Признание этого дается в политической элите с трудом. Понятно почему: собственные условия жизни и деятельности значительно улучшились у самой «верхней» части общества, представители которой получили даже значительно больше, чем в развитых странах и чем они того заслуживают в своём большинстве, в особенности на фоне обнищания большинства населения. Чиновник высокого уровня, военачальник, ректор университета, наконец, просто нечистоплотный исполнитель стали совладельцами дворцов, яхт, зарубежной собственности и других возможностей, а контролируемые ими «эксперты» и ученые также могут частично прикоснуться к некоторым благам цивилизации[5].

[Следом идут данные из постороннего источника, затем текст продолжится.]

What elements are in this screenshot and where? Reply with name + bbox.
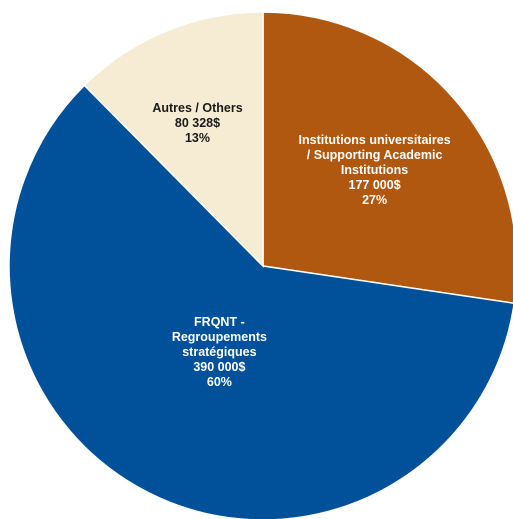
slice-label-line: 60% [207,375,232,389]
pie-slice-2 [8,84,513,519]
slice-label-line: 27% [362,193,387,207]
slice-label-1: Institutions universitaires / Supporting … [299,133,451,207]
slice-label-line: 390 000$ [193,360,245,374]
slice-label-3: Autres / Others 80 328$ 13% [152,101,242,145]
slice-label-line: stratégiques [182,345,256,359]
slice-label-line: Institutions universitaires [299,133,451,147]
slice-label-line: Institutions [341,163,408,177]
slice-label-line: 177 000$ [349,178,401,192]
slice-label-line: Autres / Others [152,101,242,115]
slice-label-line: Regroupements [172,330,267,344]
pie-slice-3 [83,11,264,268]
slice-label-line: / Supporting Academic [307,148,443,162]
pie-slices [8,11,513,519]
pie-slice-1 [262,11,513,304]
slice-label-line: 80 328$ [175,116,220,130]
slice-labels: Institutions universitaires / Supporting … [152,101,450,389]
slice-label-line: 13% [185,131,210,145]
slice-label-line: FRQNT - [194,315,245,329]
slice-label-2: FRQNT -Regroupements stratégiques 390 000$… [172,315,267,389]
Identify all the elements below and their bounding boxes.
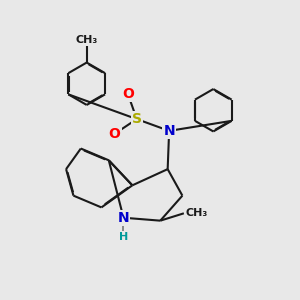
Text: N: N xyxy=(118,211,129,225)
Text: CH₃: CH₃ xyxy=(185,208,208,218)
Text: N: N xyxy=(163,124,175,138)
Text: CH₃: CH₃ xyxy=(76,35,98,45)
Text: O: O xyxy=(109,127,121,141)
Text: H: H xyxy=(119,232,128,242)
Text: O: O xyxy=(122,87,134,101)
Text: S: S xyxy=(132,112,142,126)
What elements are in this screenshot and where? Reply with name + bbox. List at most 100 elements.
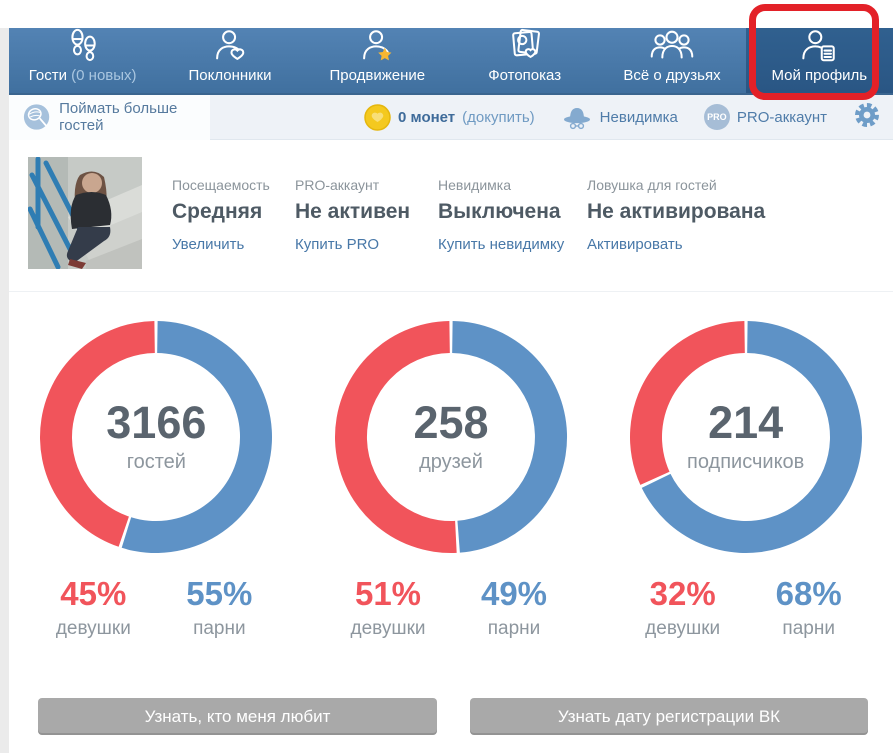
invisible-mode-group[interactable]: Невидимка — [561, 104, 678, 130]
admirer-heart-icon — [216, 30, 245, 61]
guests-boys-block: 55% парни — [180, 577, 258, 640]
tab-my-profile-label: Мой профиль — [771, 67, 868, 84]
guests-girls-pct: 45% — [60, 575, 127, 612]
followers-girls-block: 32% девушки — [644, 577, 722, 640]
donut-slice-girls — [334, 321, 457, 553]
avatar-photo — [28, 157, 142, 269]
stat-pro-action-link[interactable]: Купить PRO — [295, 236, 380, 253]
invisible-mode-label: Невидимка — [599, 108, 678, 126]
stat-guest-trap-action-link[interactable]: Активировать — [587, 236, 683, 253]
friends-boys-block: 49% парни — [475, 577, 553, 640]
who-loves-me-button[interactable]: Узнать, кто меня любит — [38, 698, 437, 735]
audience-charts: 3166 гостей 45% девушки 55% парни 258 др… — [9, 291, 893, 640]
stat-visits: Посещаемость Средняя Увеличить — [172, 177, 270, 253]
tab-admirers-label: Поклонники — [188, 67, 272, 84]
photoshow-icon — [511, 28, 540, 59]
donut-slice-boys — [641, 321, 862, 553]
guests-boys-pct: 55% — [186, 575, 253, 612]
catch-more-guests-tab[interactable]: Поймать больше гостей — [9, 94, 210, 140]
coins-buy-link[interactable]: (докупить) — [462, 108, 535, 126]
coin-icon — [364, 103, 391, 131]
tab-friends-label: Всё о друзьях — [623, 67, 721, 84]
donut-slice-girls — [40, 321, 156, 547]
guests-girls-label: девушки — [55, 618, 131, 639]
stat-invisible-label: Невидимка — [438, 177, 511, 193]
guests-donut-center: 3166 гостей — [38, 319, 274, 555]
tab-photoshow-label: Фотопоказ — [488, 67, 562, 84]
profile-card-icon — [802, 30, 836, 62]
followers-count-label: подписчиков — [687, 451, 805, 473]
tab-guests-label: Гости (0 новых) — [29, 67, 137, 84]
tab-guests[interactable]: Гости (0 новых) — [9, 28, 156, 93]
stat-invisible-action-link[interactable]: Купить невидимку — [438, 236, 565, 253]
registration-date-button[interactable]: Узнать дату регистрации ВК — [470, 698, 868, 735]
invisible-hat-icon — [563, 108, 590, 130]
tab-guests-new-count: (0 новых) — [71, 67, 137, 84]
friends-donut-center: 258 друзей — [333, 319, 569, 555]
followers-donut: 214 подписчиков — [628, 319, 864, 555]
friends-donut: 258 друзей — [333, 319, 569, 555]
gear-icon — [855, 103, 879, 127]
stat-pro: PRO-аккаунт Не активен Купить PRO — [295, 177, 410, 253]
friends-girls-block: 51% девушки — [349, 577, 427, 640]
tab-guests-text: Гости — [28, 67, 67, 84]
friends-group-icon — [650, 30, 694, 59]
friends-girls-pct: 51% — [354, 575, 422, 612]
page-left-margin — [0, 28, 9, 753]
followers-boys-block: 68% парни — [770, 577, 848, 640]
guest-net-icon — [23, 104, 50, 130]
pro-account-label: PRO-аккаунт — [736, 108, 827, 126]
stat-invisible: Невидимка Выключена Купить невидимку — [438, 177, 564, 253]
friends-boys-pct: 49% — [480, 575, 548, 612]
friends-count: 258 — [413, 397, 489, 448]
tab-admirers[interactable]: Поклонники — [156, 28, 303, 93]
stat-pro-value: Не активен — [295, 200, 411, 223]
tab-photoshow[interactable]: Фотопоказ — [451, 28, 598, 93]
coins-count: 0 монет — [398, 108, 456, 126]
stat-visits-action-link[interactable]: Увеличить — [172, 236, 245, 253]
stat-visits-label: Посещаемость — [172, 177, 270, 193]
profile-summary: Посещаемость Средняя Увеличить PRO-аккау… — [9, 141, 893, 291]
followers-chart: 214 подписчиков 32% девушки 68% парни — [598, 292, 893, 640]
donut-slice-boys — [452, 321, 568, 553]
promotion-star-icon — [363, 30, 392, 61]
stat-guest-trap-value: Не активирована — [587, 200, 766, 223]
bottom-actions: Узнать, кто меня любит Узнать дату регис… — [9, 698, 893, 735]
friends-donut-chart — [334, 321, 568, 553]
pro-account-group[interactable]: PRO PRO-аккаунт — [703, 104, 827, 130]
avatar[interactable] — [28, 157, 142, 269]
settings-button[interactable] — [853, 101, 881, 133]
footprints-icon — [71, 28, 96, 62]
followers-girls-pct: 32% — [649, 575, 716, 612]
followers-count: 214 — [708, 397, 784, 448]
stat-guest-trap-label: Ловушка для гостей — [587, 177, 717, 193]
guests-girls-block: 45% девушки — [54, 577, 132, 640]
pro-badge-icon: PRO — [703, 104, 730, 130]
tab-promotion[interactable]: Продвижение — [304, 28, 451, 93]
friends-chart: 258 друзей 51% девушки 49% парни — [304, 292, 599, 640]
stat-visits-value: Средняя — [172, 200, 263, 223]
guests-donut-chart — [40, 321, 273, 553]
followers-donut-chart — [629, 321, 862, 553]
tab-friends[interactable]: Всё о друзьях — [598, 28, 745, 93]
followers-boys-label: парни — [782, 618, 835, 639]
guests-percentages: 45% девушки 55% парни — [54, 577, 258, 640]
guests-count-label: гостей — [126, 451, 186, 473]
friends-percentages: 51% девушки 49% парни — [349, 577, 553, 640]
donut-slice-boys — [122, 321, 273, 553]
followers-girls-label: девушки — [645, 618, 721, 639]
tab-promotion-label: Продвижение — [329, 67, 426, 84]
tab-my-profile[interactable]: Мой профиль — [745, 28, 893, 93]
guests-boys-label: парни — [193, 618, 246, 639]
guests-count: 3166 — [106, 397, 207, 448]
friends-girls-label: девушки — [350, 618, 426, 639]
stat-guest-trap: Ловушка для гостей Не активирована Актив… — [587, 177, 765, 253]
followers-donut-center: 214 подписчиков — [628, 319, 864, 555]
stat-pro-label: PRO-аккаунт — [295, 177, 380, 193]
guests-chart: 3166 гостей 45% девушки 55% парни — [9, 292, 304, 640]
friends-boys-label: парни — [487, 618, 541, 639]
followers-boys-pct: 68% — [775, 575, 842, 612]
stat-invisible-value: Выключена — [438, 200, 561, 223]
top-nav: Гости (0 новых) Поклонники Продвижение Ф… — [9, 28, 893, 95]
friends-count-label: друзей — [419, 451, 483, 473]
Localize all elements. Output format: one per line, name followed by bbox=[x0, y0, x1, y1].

Заимствование и подражание в политике и особенно в общественно-политических науках, доминирующее в России с начала 90-х годов, принципиально отличается от создания качественно нового в науке хотя бы потому, что они всегда будут повторением (с разными сроками опозданий), и, как правило, худшим вариантом того, что уже использовалось (и от чего часто уже отказались). Другими словами, наша политическая наука и теория, поддерживаемая властными институтами, заведомо устаревшая и плохая. Особенно это видно на примере политической и военной теории, которые по всем параметрам уступают западным, а внедрение западных критериев в качестве оценок российских исследований заведомо усугубляет эту ситуацию: в свои журналы будут «пускать» либо заведомо плохие материалы (как, например, в англо-американские журналы по международной безопасности), либо откровенно антироссийские. При этом странным образом Министерство науки и образования России именно эти критерии вводит в качестве основных.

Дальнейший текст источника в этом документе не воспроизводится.